From the beginning it is quite obvious that the book will become a battleground, not only for forces for and against Women's Studies students and scholars, but for various attitudes and loyalties within the ranks of feminists themselves. I consider myself both scholar and feminist of long standing, but from sentence three of Part I, “Parents”, I begin to react against the dogmatism of an unadorned statement such as this one: “At some point in the distant past, but probably not much further back than twelve or ten thousand years, men rose in rebellion against women.” No source, no footnote. The following few paragraphs of its brief introduction enlarge upon this one bald statement. If you can accept this beginning, you will be informed by the vast array of information that follows, by the “story” that French wrote, as she says, “to make sense of what I knew of the past and what I saw in the present.” If you balk at the dogmatism that marks the book throughout, you may as well avoid it all.

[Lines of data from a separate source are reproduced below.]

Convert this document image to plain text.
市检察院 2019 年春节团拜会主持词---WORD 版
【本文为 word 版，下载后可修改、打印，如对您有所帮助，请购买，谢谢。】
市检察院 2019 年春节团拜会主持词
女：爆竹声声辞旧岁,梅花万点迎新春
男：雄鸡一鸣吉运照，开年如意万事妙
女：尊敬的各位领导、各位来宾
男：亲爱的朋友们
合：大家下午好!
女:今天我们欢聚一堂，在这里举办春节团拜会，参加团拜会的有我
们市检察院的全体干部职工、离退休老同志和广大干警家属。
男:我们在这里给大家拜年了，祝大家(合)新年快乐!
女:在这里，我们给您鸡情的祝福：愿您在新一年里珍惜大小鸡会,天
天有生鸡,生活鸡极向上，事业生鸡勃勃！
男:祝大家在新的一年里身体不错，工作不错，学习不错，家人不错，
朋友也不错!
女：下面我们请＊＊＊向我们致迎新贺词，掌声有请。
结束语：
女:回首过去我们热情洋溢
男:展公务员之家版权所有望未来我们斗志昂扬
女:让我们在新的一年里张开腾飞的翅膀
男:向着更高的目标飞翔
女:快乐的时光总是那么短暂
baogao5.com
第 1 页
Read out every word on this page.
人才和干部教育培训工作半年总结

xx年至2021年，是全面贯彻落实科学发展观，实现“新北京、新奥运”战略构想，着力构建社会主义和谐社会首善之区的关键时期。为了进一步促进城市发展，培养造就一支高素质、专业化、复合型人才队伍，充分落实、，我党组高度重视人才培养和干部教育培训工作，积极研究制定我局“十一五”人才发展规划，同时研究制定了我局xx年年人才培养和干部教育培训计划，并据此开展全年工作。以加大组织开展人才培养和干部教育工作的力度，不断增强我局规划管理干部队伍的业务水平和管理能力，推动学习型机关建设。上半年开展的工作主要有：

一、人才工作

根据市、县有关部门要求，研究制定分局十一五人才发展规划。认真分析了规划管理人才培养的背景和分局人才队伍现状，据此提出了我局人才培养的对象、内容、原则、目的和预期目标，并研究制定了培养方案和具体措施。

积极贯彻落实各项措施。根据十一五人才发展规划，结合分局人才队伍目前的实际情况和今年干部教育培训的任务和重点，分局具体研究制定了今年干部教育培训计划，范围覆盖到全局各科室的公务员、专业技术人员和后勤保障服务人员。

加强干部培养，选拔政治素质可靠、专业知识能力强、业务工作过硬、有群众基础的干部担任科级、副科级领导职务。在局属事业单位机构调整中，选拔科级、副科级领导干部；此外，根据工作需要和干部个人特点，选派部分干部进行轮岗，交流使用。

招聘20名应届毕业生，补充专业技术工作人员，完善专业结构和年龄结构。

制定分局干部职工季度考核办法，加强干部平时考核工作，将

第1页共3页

That considerable quibble expressed, I can recommend the book for its many qualities. Nowhere have I ever seen assembled such a quantity and diversity of material about women. Nowhere have I seen such material forged into a consistently readable, entertaining whole, unashamedly slanted in its sympathies towards women and definitely designed to instruct women of this and future generations. French is too practised a polemicist to indulge in crude and overt male bashing, but there is no doubt that from start to finish she is judge and jury and the outcome for the male is “found guilty.” She covers a remarkably broad range of material. Part I, “Parents” consists of two chapters, “The Mothers” and “The Fathers”. Part II, “The Rise of the State”, deals with Peru, Egypt, Sumeria, India, China and Mexico. Part III, “God, Glory, and Delusions of Grandeur”, considers Greece and Rome as well as the world's major religions, Judaism, Christianity and Islam. All of this is simply and readably written, designed primarily, I would say, for undergraduates, the numerous subdivisions within chapters providing easy access. The endpapers are maps of the world, and there are also two informative maps within the text, showing the expansions of Rome and of Islam.
The simplicity of the text will be welcomed by students, though its confidently authoritarian tone is sure to stir negative reactions among French's own peers. From Eve to Dawn will provide a useful, though controversial, text for years to come. That, undoubtedly, is exactly what French intended.